É estranho até escrever sobre, pois escrever é uma arte tão nobre e agora tão esquecida que penso que deveria ser um ritual, uma purificação, mas neste momento custa-me pensar sobre como organizar as palavras.

O começo de ano veio com as típicas enfermidades de veraneio, mas que amedrontam muito os que moram sozinhos: infecções intestinais recorrentes, talvez, pelas comidas suspeitas e pelos desgostos que aparecem.

Gastei dinheiro que não deveria, investi em viagens que me trouxeram muitos dissabores e alguns dias de cama. Cheguei a conclusões que não queria. E, finalmente, voltei a sentir dores nas costas a ponto de procurar o médico novamente e constatar que minha coluna está muito comprometida.

Passei muito tempo deitada, remoendo muitas lembranças ruins e escolhas ruins. Estando sozinha, fico sem opção alguma e até o céu noturno, muitas vezes, me é negado, pois as grades da prisão intitulada de "casa provisória" não deixam espaço para observação.

Era só o grande sonho de trabalhar com aquilo que eu sempre quis. Mas tornou-se um grande e enorme pesadelo, sem volta, sem chances de recomeçar. Não posso recuar e não posso avançar. É um fígado comido pelo abutre das circunstâncias e que renasce apenas para ser devorado novamente.

Muitas vezes minha tristeza é alvo de escárnio. Sinto-me refém no próprio mundo que eu quis. Tornou-se feio, sujo e cheio de dor, com falsidade, ambições, pessoas erradas, de conversas erradas, de pensamentos tortos: o peixe em um aquário cheio de lodo. 

Compreender as pessoas ao redor está além das minhas possibilidades no momento e muito mais improvável está minha empatia pelas mesmas. Sinto falta de uma compreensão em larga escala. Sinto falta de alguém que diga: "independente do que acontecer, do que resultar, vamos te apoiar e estaremos do seu lado."

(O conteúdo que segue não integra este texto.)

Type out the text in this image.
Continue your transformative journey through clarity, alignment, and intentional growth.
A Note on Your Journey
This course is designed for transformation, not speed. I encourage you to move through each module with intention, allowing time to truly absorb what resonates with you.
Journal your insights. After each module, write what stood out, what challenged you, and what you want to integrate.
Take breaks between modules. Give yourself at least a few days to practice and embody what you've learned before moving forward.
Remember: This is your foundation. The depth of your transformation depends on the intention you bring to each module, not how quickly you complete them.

Fase, trajetória, estigma, tantas denominações... Dos fatos cômicos e trágicos desta vida a que, por vezes, me assombra é a paixão. Queria ter o dom de transformar um grande erro de quatro anos em uma história no nível de Woody Allen, um roteiro para a arte, espalhado pelo mundo em forma de recuperação e cicatrização [não só esta história, mas todas as posteriores que ficaram muito longe de um final feliz]. Foram muitas feridas, muitas palavras duras e pontiagudas professadas em nome da clareza. No nível psicológico, ataques gratuitos por erros ou por desconhecimentos naturais cabíveis a qualquer ser humano; nível físico, também em palavras: o objeto, eu, que precisa manter a mesma forma, sem alma e coração, que ousou ter um acréscimo e teve que escutar pedras em forma de reprovações.

Claro, depois do choque e do afastamento da fonte de angústia e mágoas foi quase instintivo tentar achar diferentes modos de agir em diferentes pessoas. Nem sempre aqueles que parecem, no começo, gentis, amáveis, conservam por muito tempo essas características se isso tudo for só um embuste. Poderia agradecer ao fato de mudanças repentinas de comportamento, uma salvação da superficialidade dos dias de hoje, mascarada por gostos finos, subcultura pop, etc, etc. Uma vez foi-me permitido constatar que as melhores lembranças, mesmo as de um dia apenas, não necessitaram de lugares caros, passeios de carros... Bastaram apenas boa vontade, ônibus e uma pessoa disposta a tornar o dia leve, bonito e sem pressões.

Dizem que nada dura para sempre, nem mesmo a tristeza, porém, se houvesse permissão, desejaria que fosse o tempo de mudanças, onde finalmente há a permuta das estações.